Who counts as a traceable contact?
Family who housed the original Dallas patient during his four infectious days definitely count. Briefer contacts, such as store clerks, probably don’t, unless there’s reason to believe those people touched the patient’s bodily fluids, Bausch says.
The patient entered the U.S. on a commercial flight, but U.S. health officials will not be calling folks who shared his flight, Frieden says. The patient did not have symptoms during the flight, and people with Ebola can’t transmit the virus while they don’t have symptoms.
Contact Tracing In A Nutshell
Why should a traced person cooperate with the authorities?
Not all traced people do. They could leave the house when they’ve been told not to. They could go stay in another city without telling their tracer. Or they may wish to cooperate, but may be difficult to find, for example, if they don’t have a fixed address.
In this case, people should have one good motivation to cooperate, Bausch says. If they are infected and are traced, they can get swift treatment. While there’s no cure for Ebola, those who are infected can get “supportive treatment,” such as a hydrating IV, to help them recover. Supportive treatments aren’t considered cures because they don’t kill Ebolavirus, but they boost the chances that the body’s immune system will.

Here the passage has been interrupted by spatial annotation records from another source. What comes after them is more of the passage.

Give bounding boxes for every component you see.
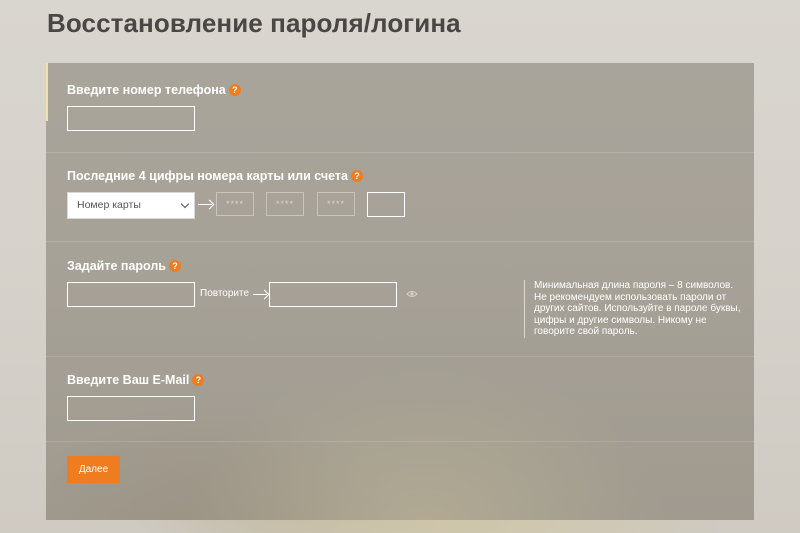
card-group-1[interactable]: **** <box>216 192 254 216</box>
arrow-right-icon <box>253 289 270 300</box>
card-help-icon[interactable]: ? <box>351 169 363 182</box>
password-recovery-form: Введите номер телефона? Последние 4 цифр… <box>46 63 754 520</box>
eye-icon[interactable] <box>406 288 418 300</box>
page-title: Восстановление пароля/логина <box>47 8 461 38</box>
section-divider <box>46 441 754 442</box>
email-label-text: Введите Ваш E-Mail <box>67 373 190 387</box>
password-label: Задайте пароль? <box>67 259 181 273</box>
password-label-text: Задайте пароль <box>67 259 166 273</box>
card-type-select[interactable]: Номер карты <box>67 192 195 219</box>
next-button[interactable]: Далее <box>67 456 120 483</box>
card-group-2[interactable]: **** <box>266 192 304 216</box>
password-hint: Минимальная длина пароля – 8 символов. Н… <box>524 280 744 338</box>
phone-input[interactable] <box>67 106 195 131</box>
section-divider <box>46 241 754 242</box>
active-section-marker <box>46 63 48 121</box>
section-divider <box>46 152 754 153</box>
chevron-down-icon <box>180 199 190 209</box>
password-input[interactable] <box>67 282 195 307</box>
card-digits-label-text: Последние 4 цифры номера карты или счета <box>67 169 348 183</box>
email-input[interactable] <box>67 396 195 421</box>
repeat-password-input[interactable] <box>269 282 397 307</box>
card-last-digits-input[interactable] <box>367 192 405 217</box>
email-label: Введите Ваш E-Mail? <box>67 373 205 387</box>
arrow-right-icon <box>198 199 215 210</box>
phone-label-text: Введите номер телефона <box>67 83 226 97</box>
password-help-icon[interactable]: ? <box>169 259 181 272</box>
card-group-3[interactable]: **** <box>317 192 355 216</box>
repeat-password-label: Повторите <box>200 288 250 299</box>
section-divider <box>46 356 754 357</box>
email-help-icon[interactable]: ? <box>192 373 205 386</box>
phone-help-icon[interactable]: ? <box>228 83 241 96</box>
card-type-select-value: Номер карты <box>77 199 141 211</box>
phone-label: Введите номер телефона? <box>67 83 241 97</box>
card-digits-label: Последние 4 цифры номера карты или счета… <box>67 169 363 183</box>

There are also some experimental Ebola-killing drugs available. It’s not clear how widely available those would be if more people in the U.S. get sick with Ebola, but Frieden says officials are discussing experimental treatments with the Dallas patient’s family and hospital.

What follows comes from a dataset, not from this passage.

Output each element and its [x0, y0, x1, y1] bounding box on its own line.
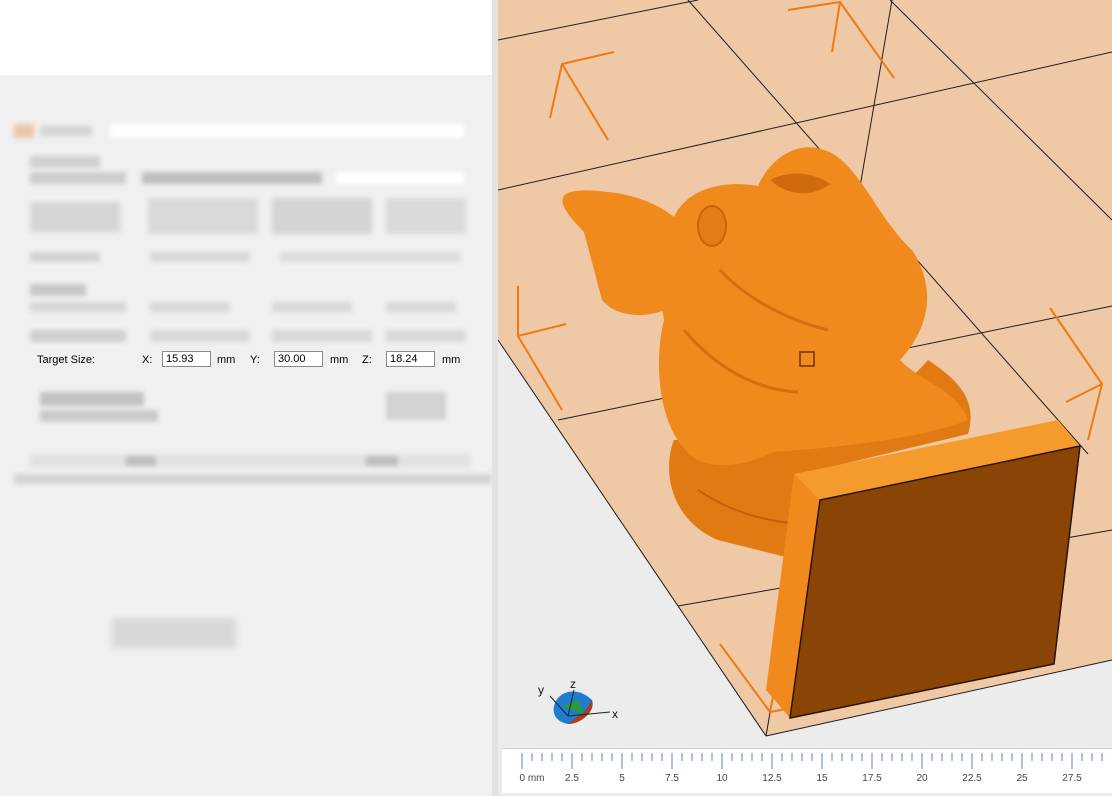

Has the U.S. ever used contact tracing before?
U.S. health authorities have previously traced the contacts of people with tuberculosis and with Middle East Respiratory Syndrome, or MERS.

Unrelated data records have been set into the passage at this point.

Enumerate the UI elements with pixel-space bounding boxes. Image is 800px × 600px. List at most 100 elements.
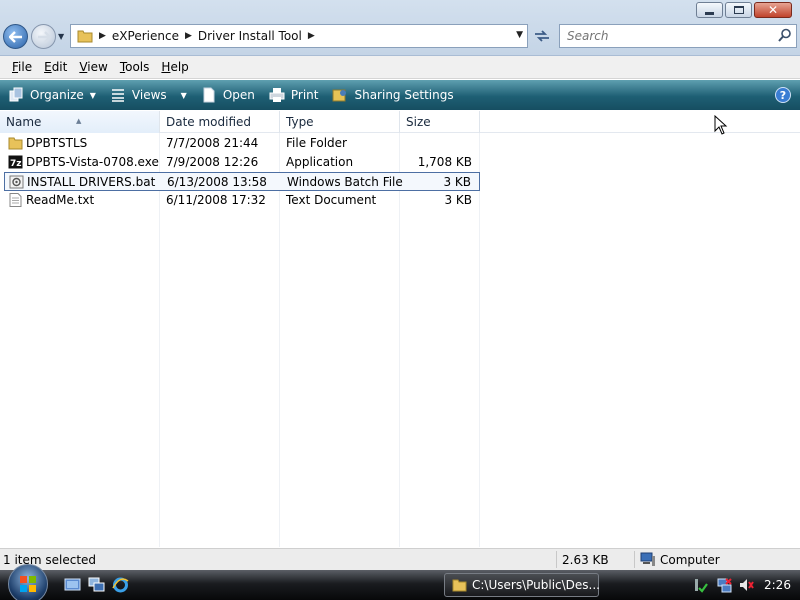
- window-controls: ✕: [696, 2, 792, 18]
- file-date: 6/13/2008 13:58: [167, 175, 267, 189]
- menu-help[interactable]: Help: [155, 60, 194, 74]
- column-size-label: Size: [406, 115, 431, 129]
- system-clock[interactable]: 2:26: [764, 578, 791, 592]
- menu-tools[interactable]: Tools: [114, 60, 156, 74]
- column-header-name[interactable]: Name ▲: [0, 111, 160, 133]
- open-label: Open: [222, 88, 255, 102]
- menu-view[interactable]: View: [73, 60, 113, 74]
- sharing-settings-button[interactable]: Sharing Settings: [332, 87, 454, 103]
- file-name: DPBTSTLS: [26, 136, 88, 150]
- menu-help-label: elp: [170, 60, 189, 74]
- start-button[interactable]: [8, 564, 48, 600]
- menu-edit[interactable]: Edit: [38, 60, 73, 74]
- refresh-icon: [535, 30, 549, 42]
- column-type-label: Type: [286, 115, 314, 129]
- status-selection-count: 1 item selected: [3, 553, 97, 567]
- back-arrow-icon: [8, 30, 22, 43]
- organize-icon: [9, 87, 23, 102]
- breadcrumb-arrow-icon: ▶: [184, 31, 192, 41]
- maximize-button[interactable]: [725, 2, 752, 18]
- column-header-size[interactable]: Size: [400, 111, 480, 133]
- open-button[interactable]: Open: [201, 87, 255, 103]
- open-file-icon: [203, 87, 215, 103]
- network-icon[interactable]: [716, 577, 732, 593]
- 7zip-icon: 7z: [8, 155, 23, 169]
- chevron-down-icon: ▼: [180, 90, 187, 100]
- show-desktop-icon[interactable]: [64, 577, 81, 593]
- forward-button[interactable]: [31, 24, 56, 49]
- column-date-label: Date modified: [166, 115, 252, 129]
- taskbar-window-explorer[interactable]: C:\Users\Public\Des...: [444, 573, 600, 597]
- breadcrumb-experience[interactable]: eXPerience: [112, 29, 179, 43]
- address-dropdown-icon[interactable]: ▼: [516, 30, 523, 40]
- refresh-button[interactable]: [530, 24, 554, 48]
- search-icon: [778, 28, 791, 42]
- file-row-install-drivers-bat[interactable]: INSTALL DRIVERS.bat 6/13/2008 13:58 Wind…: [4, 172, 480, 191]
- organize-button[interactable]: Organize ▼: [8, 87, 96, 103]
- file-name: DPBTS-Vista-0708.exe: [26, 155, 159, 169]
- breadcrumb-arrow-icon: ▶: [99, 31, 106, 41]
- status-location: Computer: [660, 553, 720, 567]
- file-date: 7/7/2008 21:44: [166, 136, 259, 150]
- file-size: 3 KB: [443, 175, 471, 189]
- file-row-dpbts-exe[interactable]: 7z DPBTS-Vista-0708.exe 7/9/2008 12:26 A…: [4, 153, 480, 172]
- close-button[interactable]: ✕: [754, 2, 792, 18]
- breadcrumb-driver-install-tool[interactable]: Driver Install Tool: [198, 29, 302, 43]
- forward-arrow-icon: [37, 30, 51, 43]
- views-icon: [111, 89, 124, 102]
- recent-pages-chevron-icon[interactable]: ▼: [58, 32, 64, 41]
- file-type: File Folder: [286, 136, 347, 150]
- column-name-label: Name: [6, 115, 42, 129]
- address-bar[interactable]: ▶ eXPerience ▶ Driver Install Tool ▶ ▼: [70, 24, 528, 48]
- folder-icon: [77, 30, 93, 43]
- batch-file-icon: [9, 175, 24, 189]
- file-size: 3 KB: [444, 193, 472, 207]
- internet-explorer-icon[interactable]: [112, 577, 129, 593]
- system-tray: 2:26: [688, 573, 800, 597]
- column-header-date-modified[interactable]: Date modified: [160, 111, 280, 133]
- help-button[interactable]: ?: [775, 87, 791, 103]
- status-bar: 1 item selected 2.63 KB Computer: [0, 548, 800, 570]
- column-header-type[interactable]: Type: [280, 111, 400, 133]
- file-type: Application: [286, 155, 354, 169]
- search-box[interactable]: [559, 24, 797, 48]
- column-header: Name ▲ Date modified Type Size: [0, 111, 800, 133]
- minimize-icon: [705, 11, 714, 15]
- windows-logo-icon: [20, 576, 36, 592]
- title-address-bar: ✕ ▼ ▶ eXPerience ▶ Driver Install Tool ▶…: [0, 0, 800, 56]
- close-icon: ✕: [767, 3, 779, 17]
- switch-windows-icon[interactable]: [88, 577, 105, 593]
- search-input[interactable]: [567, 29, 767, 43]
- back-button[interactable]: [3, 24, 28, 49]
- menu-view-label: iew: [87, 60, 108, 74]
- folder-icon: [452, 579, 467, 592]
- taskbar: C:\Users\Public\Des... 2:26: [0, 564, 800, 600]
- sharing-label: Sharing Settings: [354, 88, 454, 102]
- print-label: Print: [290, 88, 319, 102]
- volume-muted-icon[interactable]: [738, 577, 754, 593]
- menu-file-label: ile: [18, 60, 33, 74]
- file-list: Name ▲ Date modified Type Size DPBTSTLS …: [0, 111, 800, 547]
- taskbar-window-label: C:\Users\Public\Des...: [472, 578, 600, 592]
- menu-tools-label: ools: [125, 60, 150, 74]
- file-row-readme-txt[interactable]: ReadMe.txt 6/11/2008 17:32 Text Document…: [4, 191, 480, 210]
- status-divider: [556, 551, 557, 568]
- maximize-icon: [733, 6, 744, 14]
- safely-remove-hardware-icon[interactable]: [692, 577, 708, 593]
- svg-text:7z: 7z: [10, 159, 22, 169]
- breadcrumb-arrow-icon: ▶: [307, 31, 315, 41]
- menu-bar: File Edit View Tools Help: [0, 56, 800, 79]
- sharing-icon: [332, 89, 347, 102]
- print-button[interactable]: Print: [269, 87, 319, 103]
- file-row-dpbtstls[interactable]: DPBTSTLS 7/7/2008 21:44 File Folder: [4, 134, 480, 153]
- status-selection-size: 2.63 KB: [562, 553, 609, 567]
- organize-label: Organize: [30, 88, 84, 102]
- menu-file[interactable]: File: [6, 60, 38, 74]
- chevron-down-icon: ▼: [89, 90, 96, 100]
- mouse-cursor-icon: [714, 115, 728, 135]
- command-bar: Organize ▼ Views ▼ Open Print Sharing Se…: [0, 80, 800, 110]
- menu-edit-accel: E: [44, 60, 52, 74]
- file-type: Text Document: [286, 193, 377, 207]
- views-button[interactable]: Views ▼: [110, 87, 187, 103]
- minimize-button[interactable]: [696, 2, 723, 18]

Contact tracing around the world was instrumental in eradicating smallpox.
In the future, if some kind of deadly swine or avian flu lands in the U.S.—expect contact tracing.
Why will it work here, but not in countries where Ebola is an epidemic?
Authorities are trying to conduct contact tracing in Guinea, Liberia, and Sierra Leone, but it’s harder there. Contact tracing is labor-intensive, and there are many more people infected in West Africa. The U.S. has only one infection so far. Many West African residents are also harder to reach than the average American. They may live hours away, in rough country, or they may live in slums with no set address. They may also not want to cooperate with tracers, out of fear and suspicion of healthcare workers. CNN reported on the challenges of contact tracing in West Africa last month.
Experts are confident contact tracing will work as expected in the U.S. The U.S. has plenty of resources to track all those people and Americans are likely to cooperate with tracers.
Could Ebola land in the U.S. again?
It could. Airports operating flights between Ebola-endemic countries and the U.S. screen travelers before they fly. However, as Frieden explained, “As long as there continue to be cases in West Africa, the reality is that patients travel, individuals travel, and as appeared to happen in this case, individuals may travel before they appear to have any symptoms.”
If the disease lands again, this whole contact tracing thing will start all over.